Report and Recording – Ideologies in Crisis – What are the Alternatives?

Deutsch

An Ibn Rushd Lecture with the ex-President of Tunisia Dr Moncef Marzouki, Prof Dr Udo Steinbach and Manal Seifeldin.

What distinguishes the 21st century from the previous centuries and especially from the 20th century? What facts and realities should we relate to? How do we understand our world today and what is the role that the state could, or should, play in confronting or even overcoming these global and yet also local problems?

The Ibn Rushd Lecture Ideologies in Crisis – What are the Alternatives? with Dr Moncef Marzouki, President of Tunisia 2011-2014, was well attended on the evening of 17 February 2023 at the FORUM Factory in Berlin Kreuzberg.

Recording of the Ibn Rushd Lecture: “Ideologies in Crisis – What are the Alternatives? with Dr Moncef Marzouki”

After Marzouki’s introductory lecture, Sudanese economist and human rights activist Manal Seifeldin and renowned Orientalist Professor Dr Udo Steinbach, currently head of the MENA Study Centre at the MAECENATA Foundation, co-organiser of this event, discussed with Dr Marzouki before the audience also joined in the discussion.

In the Arab World, people still do not have the opportunity to participate in shaping the destiny of their countries. At the beginning of 2011, the present and future in Tunisia were bleak for the vast majority of citizens, so that the Arab revolutions – often trivialised as the ‘Arab Spring’ – began there. In the progression towards democracy, Dr Marzouki was the first president in Tunisia’s modern history to achieve his position through fair and transparent elections; a profound step in the country’s history.

Today, however, with the dissolution of parliament, countless waves of arrests and a new constitution under the government of the current president Kais Saied, there is not much left of the revolutionary change. According to Marzouki, the democracy that had just been won was and is being destroyed by its own means; democracy is being used as an instrument for the restoration of the dictatorship. This development was currently one of the most difficult challenges facing the country – one had to admit one’s own naivety and that the tender plant of democracy had not been sufficiently protected against overpowering opponents of various provenances. This, Marzouki said, should be a lesson for the next generation of fighters for democracy; because the narrative that the ‘Arab Spring’ is history and the countries have finally fallen back into the dictatorial conditions they supposedly deserve is a narrative spread by those who support and profit from despotic regimes for their own interests.
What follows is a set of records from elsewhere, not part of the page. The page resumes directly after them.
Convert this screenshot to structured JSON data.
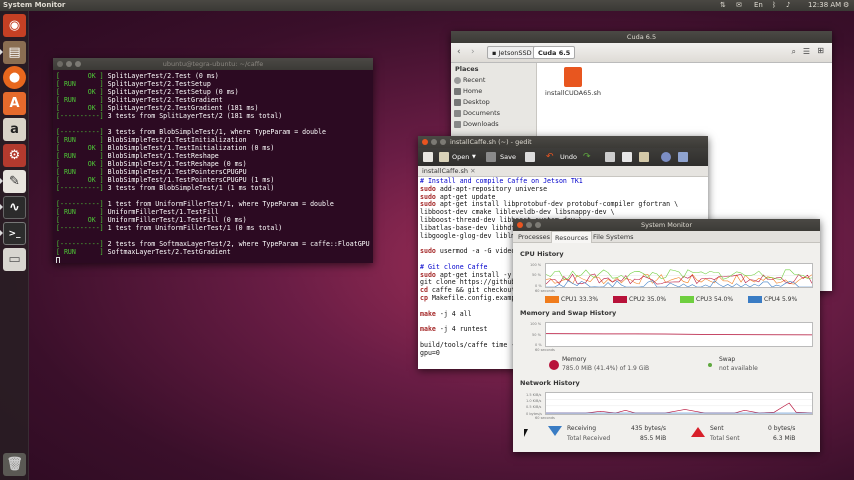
{
  "top_panel": {
    "app_title": "System Monitor",
    "keyboard": "En",
    "clock": "12:38 AM"
  },
  "launcher": {
    "items": [
      "Dash",
      "Files",
      "Firefox",
      "Ubuntu Software Center",
      "Amazon",
      "System Settings",
      "Text Editor",
      "System Monitor",
      "Terminal",
      "Drive",
      "Trash"
    ]
  },
  "terminal": {
    "title": "ubuntu@tegra-ubuntu: ~/caffe",
    "lines": [
      {
        "status": "[       OK ]",
        "text": " SplitLayerTest/2.Test (0 ms)"
      },
      {
        "status": "[ RUN      ]",
        "text": " SplitLayerTest/2.TestSetup"
      },
      {
        "status": "[       OK ]",
        "text": " SplitLayerTest/2.TestSetup (0 ms)"
      },
      {
        "status": "[ RUN      ]",
        "text": " SplitLayerTest/2.TestGradient"
      },
      {
        "status": "[       OK ]",
        "text": " SplitLayerTest/2.TestGradient (181 ms)"
      },
      {
        "status": "[----------]",
        "text": " 3 tests from SplitLayerTest/2 (181 ms total)"
      },
      {
        "status": "",
        "text": ""
      },
      {
        "status": "[----------]",
        "text": " 3 tests from BlobSimpleTest/1, where TypeParam = double"
      },
      {
        "status": "[ RUN      ]",
        "text": " BlobSimpleTest/1.TestInitialization"
      },
      {
        "status": "[       OK ]",
        "text": " BlobSimpleTest/1.TestInitialization (0 ms)"
      },
      {
        "status": "[ RUN      ]",
        "text": " BlobSimpleTest/1.TestReshape"
      },
      {
        "status": "[       OK ]",
        "text": " BlobSimpleTest/1.TestReshape (0 ms)"
      },
      {
        "status": "[ RUN      ]",
        "text": " BlobSimpleTest/1.TestPointersCPUGPU"
      },
      {
        "status": "[       OK ]",
        "text": " BlobSimpleTest/1.TestPointersCPUGPU (1 ms)"
      },
      {
        "status": "[----------]",
        "text": " 3 tests from BlobSimpleTest/1 (1 ms total)"
      },
      {
        "status": "",
        "text": ""
      },
      {
        "status": "[----------]",
        "text": " 1 test from UniformFillerTest/1, where TypeParam = double"
      },
      {
        "status": "[ RUN      ]",
        "text": " UniformFillerTest/1.TestFill"
      },
      {
        "status": "[       OK ]",
        "text": " UniformFillerTest/1.TestFill (0 ms)"
      },
      {
        "status": "[----------]",
        "text": " 1 test from UniformFillerTest/1 (0 ms total)"
      },
      {
        "status": "",
        "text": ""
      },
      {
        "status": "[----------]",
        "text": " 2 tests from SoftmaxLayerTest/2, where TypeParam = caffe::FloatGPU"
      },
      {
        "status": "[ RUN      ]",
        "text": " SoftmaxLayerTest/2.TestGradient"
      }
    ]
  },
  "files": {
    "title": "Cuda 6.5",
    "breadcrumb": [
      "JetsonSSD",
      "Cuda 6.5"
    ],
    "places_header": "Places",
    "places": [
      "Recent",
      "Home",
      "Desktop",
      "Documents",
      "Downloads"
    ],
    "file_name": "installCUDA65.sh"
  },
  "gedit": {
    "title": "installCaffe.sh (~) - gedit",
    "toolbar": {
      "open": "Open",
      "save": "Save",
      "undo": "Undo"
    },
    "tab": "installCaffe.sh",
    "lines": [
      {
        "type": "comment",
        "text": "# Install and compile Caffe on Jetson TK1"
      },
      {
        "type": "cmd",
        "kw": "sudo",
        "text": " add-apt-repository universe"
      },
      {
        "type": "cmd",
        "kw": "sudo",
        "text": " apt-get update"
      },
      {
        "type": "cmd",
        "kw": "sudo",
        "text": " apt-get install libprotobuf-dev protobuf-compiler gfortran \\"
      },
      {
        "type": "plain",
        "text": "libboost-dev cmake libleveldb-dev libsnappy-dev \\"
      },
      {
        "type": "plain",
        "text": "libboost-thread-dev libboost-system-dev \\"
      },
      {
        "type": "plain",
        "text": "libatlas-base-dev libhdf5-serial-dev libgflags-dev \\"
      },
      {
        "type": "plain",
        "text": "libgoogle-glog-dev liblmdb-dev -y"
      },
      {
        "type": "plain",
        "text": ""
      },
      {
        "type": "cmd",
        "kw": "sudo",
        "text": " usermod -a -G video $USER"
      },
      {
        "type": "plain",
        "text": ""
      },
      {
        "type": "comment",
        "text": "# Git clone Caffe"
      },
      {
        "type": "cmd",
        "kw": "sudo",
        "text": " apt-get install -y git"
      },
      {
        "type": "plain",
        "text": "git clone https://github.com/BVLC/caffe.git"
      },
      {
        "type": "cmd",
        "kw": "cd",
        "text": " caffe && git checkout dev"
      },
      {
        "type": "cmd",
        "kw": "cp",
        "text": " Makefile.config.example Makefile.config"
      },
      {
        "type": "plain",
        "text": ""
      },
      {
        "type": "cmd",
        "kw": "make",
        "text": " -j 4 all"
      },
      {
        "type": "plain",
        "text": ""
      },
      {
        "type": "cmd",
        "kw": "make",
        "text": " -j 4 runtest"
      },
      {
        "type": "plain",
        "text": ""
      },
      {
        "type": "plain",
        "text": "build/tools/caffe time --model=models/bvlc_alexnet/deploy.prototxt \\"
      },
      {
        "type": "plain",
        "text": "gpu=0"
      }
    ]
  },
  "sysmon": {
    "title": "System Monitor",
    "tabs": [
      "Processes",
      "Resources",
      "File Systems"
    ],
    "cpu": {
      "title": "CPU History",
      "y_labels": [
        "100 %",
        "50 %",
        "0 %"
      ],
      "x_label": "60 seconds",
      "cores": [
        {
          "label": "CPU1",
          "value": "33.3%",
          "color": "#f07c1c"
        },
        {
          "label": "CPU2",
          "value": "35.0%",
          "color": "#b8123a"
        },
        {
          "label": "CPU3",
          "value": "54.0%",
          "color": "#6fcf3f"
        },
        {
          "label": "CPU4",
          "value": "5.9%",
          "color": "#3a7cc4"
        }
      ]
    },
    "memory": {
      "title": "Memory and Swap History",
      "y_labels": [
        "100 %",
        "50 %",
        "0 %"
      ],
      "x_label": "60 seconds",
      "mem_label": "Memory",
      "mem_value": "785.0 MiB (41.4%) of 1.9 GiB",
      "swap_label": "Swap",
      "swap_value": "not available"
    },
    "network": {
      "title": "Network History",
      "y_labels": [
        "1.5 KiB/s",
        "1.0 KiB/s",
        "0.5 KiB/s",
        "0 bytes/s"
      ],
      "x_label": "60 seconds",
      "receiving_label": "Receiving",
      "receiving_rate": "435 bytes/s",
      "total_received_label": "Total Received",
      "total_received": "85.5 MiB",
      "sent_label": "Sent",
      "sent_rate": "0 bytes/s",
      "total_sent_label": "Total Sent",
      "total_sent": "6.3 MiB"
    }
  }
}
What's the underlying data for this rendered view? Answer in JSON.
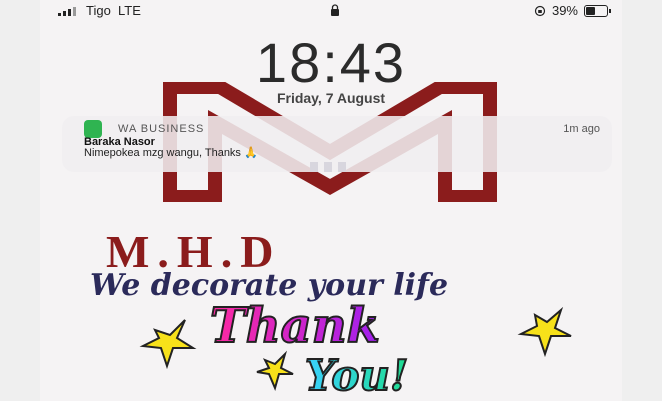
{
  "status_bar": {
    "carrier": "Tigo",
    "network": "LTE",
    "battery_percent": "39%",
    "battery_level": 0.39
  },
  "lock_screen": {
    "time": "18:43",
    "date": "Friday, 7 August"
  },
  "notification": {
    "app": "WA BUSINESS",
    "time": "1m ago",
    "title": "Baraka Nasor",
    "body": "Nimepokea mzg wangu, Thanks 🙏"
  },
  "wallpaper": {
    "brand": "M.H.D",
    "tagline": "We decorate your life",
    "art_text": "Thank You!"
  },
  "colors": {
    "brand_red": "#8b1c1c",
    "tagline_navy": "#2b2a5a",
    "whatsapp_green": "#2fb451"
  }
}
“It may not be easy to change the world, but it would be criminal not to try,” is Marzouki’s appeal, (not only) to the youth of Tunisia and other Arab countries. However, the problems have changed – Marxism, Islamism and other -isms reflect debates of the 19th and 20th centuries and do not contribute to solving world-threatening crises like global warming. For such threats to the existence of humanity and the Earth, it is necessary to work together across ideologies and in a solution-oriented manner.

This summary can only inadequately reflect the exciting lecture and the engaged discussion.